In September 1991, two German tourists exploring the Ötztal Alps along the border of Austria and Italy found a dead body. They alerted the authorities, who dug the body out and, after some tests, made a pretty startling discovery: rather than, as the hikers had suspected, a mountaineer who had run into some trouble fairly recently, the man they found had been dead for around 5,000 years.
Ötzi, as the man became known, had lived in the Copper Age, or Chalcolithic Era, meeting his end in his mid-forties around 3230 BCE. Due to his body being covered in ice and snow shortly after dying, it had been remarkably well preserved for millennia, and scientists were able to discover enormous amounts about life back then—the contents of his stomach revealed information about dietary and cooking habits; chemicals found in his hair revealed he was involved in copper smelting; analysis of bone erosion provided insights into his nomadic lifestyle. He had multiple tattoos, as well as tools and weaponry which led to colossal amounts of learning, speculation and debate.
However, a while after his discovery, Ötzi hit the headlines for very different reasons: newspapers around the world began reporting that semen was found in Ötzi's rectum.
It was such a good story that outlets everywhere ran it without researching too deeply. This was the 1990s, when verifying information from other countries was a lot more complicated than it is today, and even if some of the details of the story seemed a bit unlikely, once a few reputable papers and agencies were running it, there seemed to be no reason not to.
Subsequent investigation showed that the story had originated with Austrian gay magazine Lambda Nachrichten (a publication put out by the Austria's largest gay, lesbian and bisexual association) and had been published on April 1st as an April Fools’ Day joke. It was picked up and run as a legitimate story by papers in Austria, then Switzerland, then the huge German magazine Der Spiegel, which led to it being spread across the world, its jokey origins left far behind.
The truth is, semen was never found in Ötzi’s anus. While scientists did examine him there, it was to get to his intestines to determine what he ate.
Why did the implausible tale of Ötzi’s backside spread so wide? For the same reason that, in 2011, speculation that a grave in Prague might contain a member of a ‘third gender’ went viral and became reported as fact. True or not—and in the Prague case, rather than an outright hoax, it was a speculative comment that got taken out of context—it’s sensationalism that has a lot to answer for.

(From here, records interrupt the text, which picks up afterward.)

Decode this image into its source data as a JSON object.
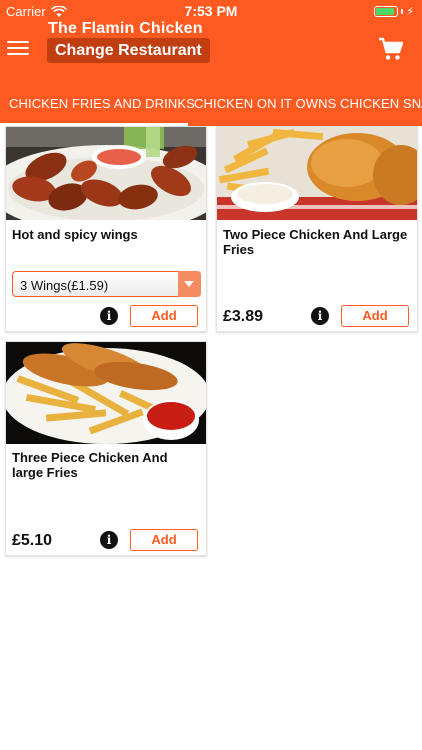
{
  "status_bar": {
    "carrier": "Carrier",
    "time": "7:53 PM",
    "battery_icon": "battery-icon",
    "wifi_icon": "wifi-icon"
  },
  "header": {
    "restaurant_name": "The Flamin Chicken",
    "change_button": "Change Restaurant",
    "menu_icon": "hamburger-menu-icon",
    "cart_icon": "cart-icon",
    "brand_color": "#fd5a22"
  },
  "tabs": [
    {
      "label": "CHICKEN FRIES AND DRINKS",
      "active": true
    },
    {
      "label": "CHICKEN ON IT OWNS",
      "active": false
    },
    {
      "label": "CHICKEN SNA",
      "active": false
    }
  ],
  "products": [
    {
      "title": "Hot and spicy wings",
      "option": "3 Wings(£1.59)",
      "add_label": "Add",
      "image": "chicken wings with dip"
    },
    {
      "title": "Two Piece Chicken And Large Fries",
      "price": "£3.89",
      "add_label": "Add",
      "image": "fried chicken and fries"
    },
    {
      "title": "Three Piece Chicken And large Fries",
      "price": "£5.10",
      "add_label": "Add",
      "image": "chicken strips with fries"
    }
  ],
  "info_symbol": "i"
}
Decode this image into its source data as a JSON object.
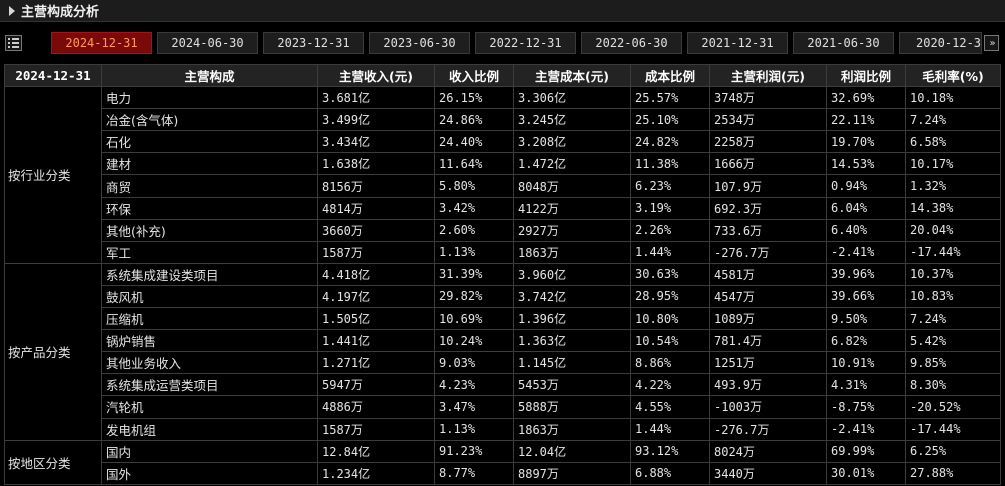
{
  "window": {
    "title": "主营构成分析"
  },
  "tabs": [
    {
      "label": "2024-12-31",
      "active": true
    },
    {
      "label": "2024-06-30",
      "active": false
    },
    {
      "label": "2023-12-31",
      "active": false
    },
    {
      "label": "2023-06-30",
      "active": false
    },
    {
      "label": "2022-12-31",
      "active": false
    },
    {
      "label": "2022-06-30",
      "active": false
    },
    {
      "label": "2021-12-31",
      "active": false
    },
    {
      "label": "2021-06-30",
      "active": false
    },
    {
      "label": "2020-12-3",
      "active": false
    }
  ],
  "more_glyph": "»",
  "table": {
    "headers": [
      "2024-12-31",
      "主营构成",
      "主营收入(元)",
      "收入比例",
      "主营成本(元)",
      "成本比例",
      "主营利润(元)",
      "利润比例",
      "毛利率(%)"
    ],
    "groups": [
      {
        "label": "按行业分类",
        "rows": [
          [
            "电力",
            "3.681亿",
            "26.15%",
            "3.306亿",
            "25.57%",
            "3748万",
            "32.69%",
            "10.18%"
          ],
          [
            "冶金(含气体)",
            "3.499亿",
            "24.86%",
            "3.245亿",
            "25.10%",
            "2534万",
            "22.11%",
            "7.24%"
          ],
          [
            "石化",
            "3.434亿",
            "24.40%",
            "3.208亿",
            "24.82%",
            "2258万",
            "19.70%",
            "6.58%"
          ],
          [
            "建材",
            "1.638亿",
            "11.64%",
            "1.472亿",
            "11.38%",
            "1666万",
            "14.53%",
            "10.17%"
          ],
          [
            "商贸",
            "8156万",
            "5.80%",
            "8048万",
            "6.23%",
            "107.9万",
            "0.94%",
            "1.32%"
          ],
          [
            "环保",
            "4814万",
            "3.42%",
            "4122万",
            "3.19%",
            "692.3万",
            "6.04%",
            "14.38%"
          ],
          [
            "其他(补充)",
            "3660万",
            "2.60%",
            "2927万",
            "2.26%",
            "733.6万",
            "6.40%",
            "20.04%"
          ],
          [
            "军工",
            "1587万",
            "1.13%",
            "1863万",
            "1.44%",
            "-276.7万",
            "-2.41%",
            "-17.44%"
          ]
        ]
      },
      {
        "label": "按产品分类",
        "rows": [
          [
            "系统集成建设类项目",
            "4.418亿",
            "31.39%",
            "3.960亿",
            "30.63%",
            "4581万",
            "39.96%",
            "10.37%"
          ],
          [
            "鼓风机",
            "4.197亿",
            "29.82%",
            "3.742亿",
            "28.95%",
            "4547万",
            "39.66%",
            "10.83%"
          ],
          [
            "压缩机",
            "1.505亿",
            "10.69%",
            "1.396亿",
            "10.80%",
            "1089万",
            "9.50%",
            "7.24%"
          ],
          [
            "锅炉销售",
            "1.441亿",
            "10.24%",
            "1.363亿",
            "10.54%",
            "781.4万",
            "6.82%",
            "5.42%"
          ],
          [
            "其他业务收入",
            "1.271亿",
            "9.03%",
            "1.145亿",
            "8.86%",
            "1251万",
            "10.91%",
            "9.85%"
          ],
          [
            "系统集成运营类项目",
            "5947万",
            "4.23%",
            "5453万",
            "4.22%",
            "493.9万",
            "4.31%",
            "8.30%"
          ],
          [
            "汽轮机",
            "4886万",
            "3.47%",
            "5888万",
            "4.55%",
            "-1003万",
            "-8.75%",
            "-20.52%"
          ],
          [
            "发电机组",
            "1587万",
            "1.13%",
            "1863万",
            "1.44%",
            "-276.7万",
            "-2.41%",
            "-17.44%"
          ]
        ]
      },
      {
        "label": "按地区分类",
        "rows": [
          [
            "国内",
            "12.84亿",
            "91.23%",
            "12.04亿",
            "93.12%",
            "8024万",
            "69.99%",
            "6.25%"
          ],
          [
            "国外",
            "1.234亿",
            "8.77%",
            "8897万",
            "6.88%",
            "3440万",
            "30.01%",
            "27.88%"
          ]
        ]
      }
    ]
  },
  "colors": {
    "background": "#000000",
    "active_tab_bg": "#7a0a0a",
    "active_tab_text": "#ff9b5a",
    "grid": "#3c3c3c"
  }
}
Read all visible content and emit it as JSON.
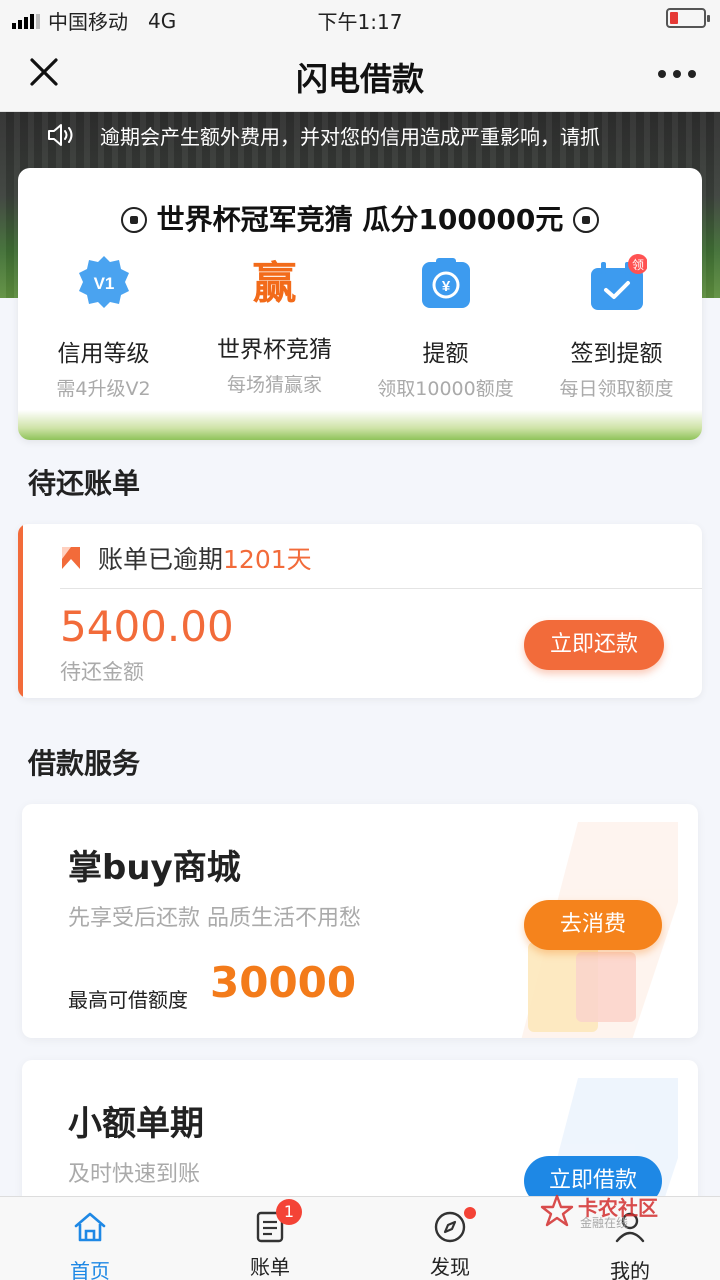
{
  "status_bar": {
    "carrier": "中国移动",
    "network": "4G",
    "time": "下午1:17"
  },
  "nav": {
    "title": "闪电借款"
  },
  "notice": {
    "text": "逾期会产生额外费用，并对您的信用造成严重影响，请抓"
  },
  "promo": {
    "title": "世界杯冠军竞猜 瓜分100000元",
    "items": [
      {
        "label": "信用等级",
        "sub": "需4升级V2",
        "icon": "v1-badge-icon",
        "icon_text": "V1"
      },
      {
        "label": "世界杯竞猜",
        "sub": "每场猜赢家",
        "icon": "win-char-icon",
        "icon_text": "赢"
      },
      {
        "label": "提额",
        "sub": "领取10000额度",
        "icon": "limit-raise-icon",
        "icon_text": "¥"
      },
      {
        "label": "签到提额",
        "sub": "每日领取额度",
        "icon": "checkin-calendar-icon",
        "icon_text": "领"
      }
    ]
  },
  "pending_bills": {
    "section_title": "待还账单",
    "status_prefix": "账单已逾期",
    "overdue_days": "1201天",
    "amount": "5400.00",
    "amount_label": "待还金额",
    "repay_button": "立即还款"
  },
  "services": {
    "section_title": "借款服务",
    "cards": [
      {
        "title": "掌buy商城",
        "desc": "先享受后还款 品质生活不用愁",
        "limit_label": "最高可借额度",
        "limit_value": "30000",
        "button": "去消费"
      },
      {
        "title": "小额单期",
        "desc": "及时快速到账",
        "button": "立即借款"
      }
    ]
  },
  "tabbar": {
    "tabs": [
      {
        "label": "首页",
        "icon": "home-icon",
        "active": true
      },
      {
        "label": "账单",
        "icon": "bill-icon",
        "badge": "1"
      },
      {
        "label": "发现",
        "icon": "compass-icon",
        "dot": true
      },
      {
        "label": "我的",
        "icon": "user-icon"
      }
    ]
  },
  "watermark": {
    "text": "卡农社区",
    "sub": "金融在线"
  },
  "colors": {
    "accent_orange": "#f26b3a",
    "amount_orange": "#f37b1a",
    "button_orange": "#f5831c",
    "primary_blue": "#1e88e5"
  }
}
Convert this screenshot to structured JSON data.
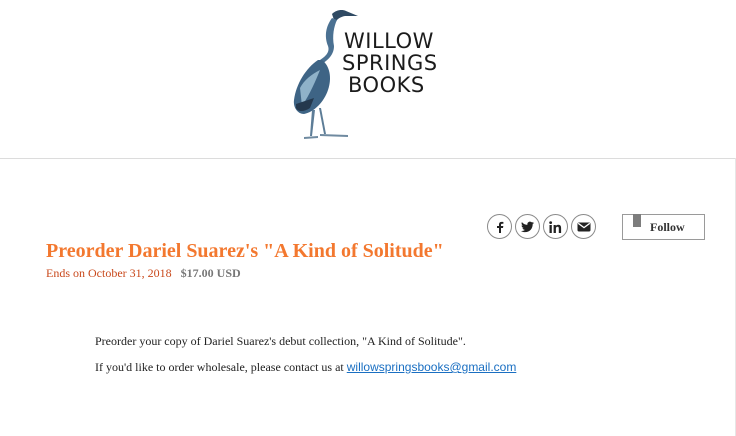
{
  "logo": {
    "icon": "heron-icon",
    "line1": "WILLOW",
    "line2": "SPRINGS",
    "line3": "BOOKS"
  },
  "share": {
    "facebook": "facebook-icon",
    "twitter": "twitter-icon",
    "linkedin": "linkedin-icon",
    "email": "email-icon"
  },
  "follow": {
    "label": "Follow",
    "icon": "bookmark-icon"
  },
  "product": {
    "title": "Preorder Dariel Suarez's \"A Kind of Solitude\"",
    "ends": "Ends on October 31, 2018",
    "price": "$17.00 USD"
  },
  "description": {
    "para1": "Preorder your copy of Dariel Suarez's debut collection, \"A Kind of Solitude\".",
    "para2_prefix": "If you'd like to order wholesale, please contact us at ",
    "email": "willowspringsbooks@gmail.com"
  },
  "colors": {
    "title": "#f3782f",
    "ends": "#c9491c",
    "link": "#1a6fc2"
  }
}
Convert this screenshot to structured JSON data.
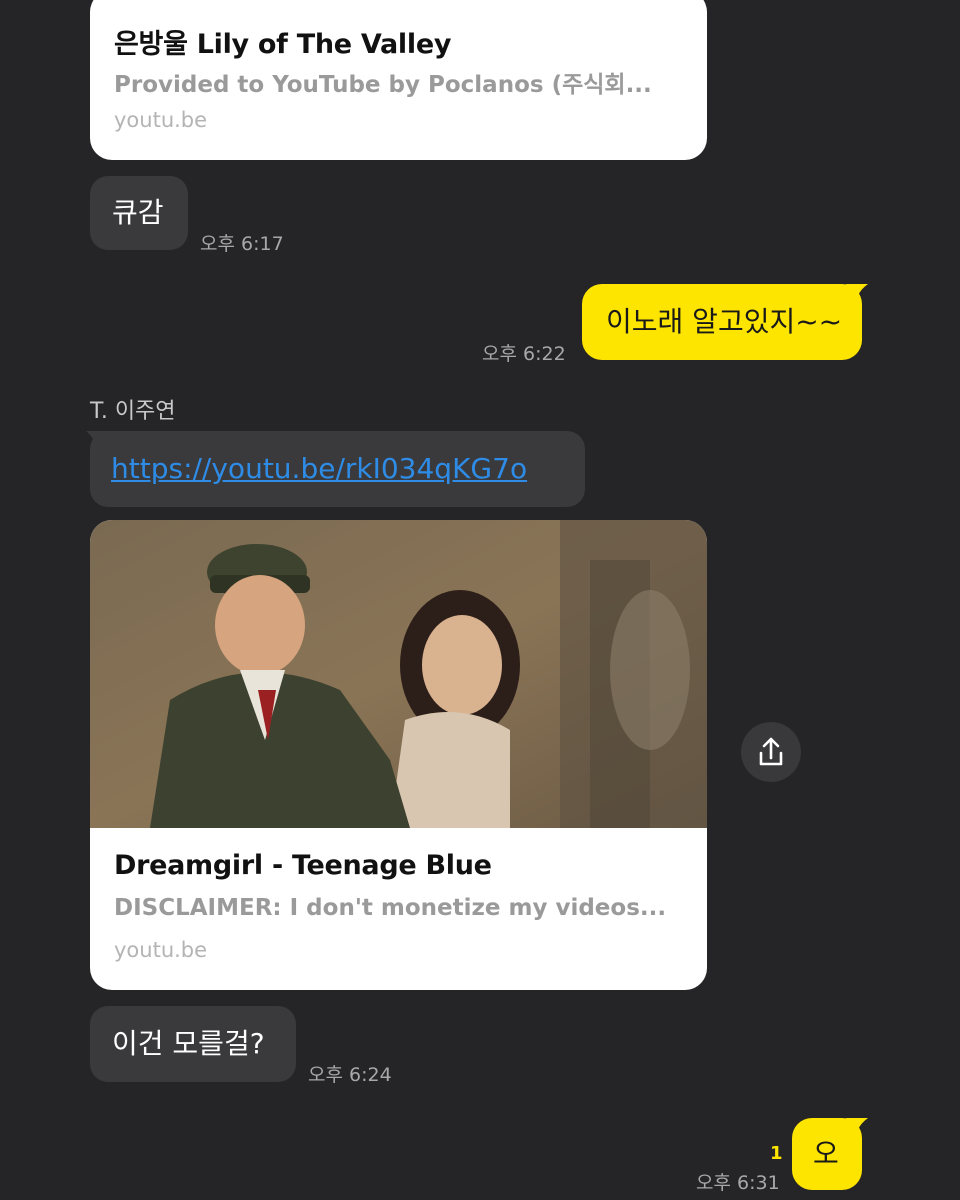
{
  "messages": {
    "card1": {
      "title": "은방울 Lily of The Valley",
      "description": "Provided to YouTube by Poclanos (주식회...",
      "domain": "youtu.be"
    },
    "msg_kyugam": {
      "text": "큐감",
      "time": "오후 6:17"
    },
    "msg_inorae": {
      "text": "이노래 알고있지~~",
      "time": "오후 6:22"
    },
    "sender_name": "T. 이주연",
    "msg_link": {
      "text": "https://youtu.be/rkI034qKG7o"
    },
    "card2": {
      "title": "Dreamgirl - Teenage Blue",
      "description": "DISCLAIMER: I don't monetize my videos...",
      "domain": "youtu.be",
      "thumbnail_icon": "video-thumbnail-image"
    },
    "share_icon": "share-icon",
    "msg_igeon": {
      "text": "이건 모를걸?",
      "time": "오후 6:24"
    },
    "msg_o": {
      "text": "오",
      "time": "오후 6:31",
      "unread_count": "1"
    }
  },
  "colors": {
    "background": "#252527",
    "incoming_bubble": "#3a3a3d",
    "outgoing_bubble": "#fee500",
    "link": "#2e8ce6",
    "unread": "#fee500"
  }
}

But in a world where homophobia and transphobia are still rife, you can see why people would jump on these stories. Nothing ‘legitimizes’ a lifestyle or identity in the face of those who believe it to be illegitimate like proof it’s a long-standing part of humanity.
There were almost certainly same-sex relationships among early humans, because there have been during every stage of recorded history. Ötzi’s sexuality could have looked like a number of things, but alas, they are most likely lost to time forever.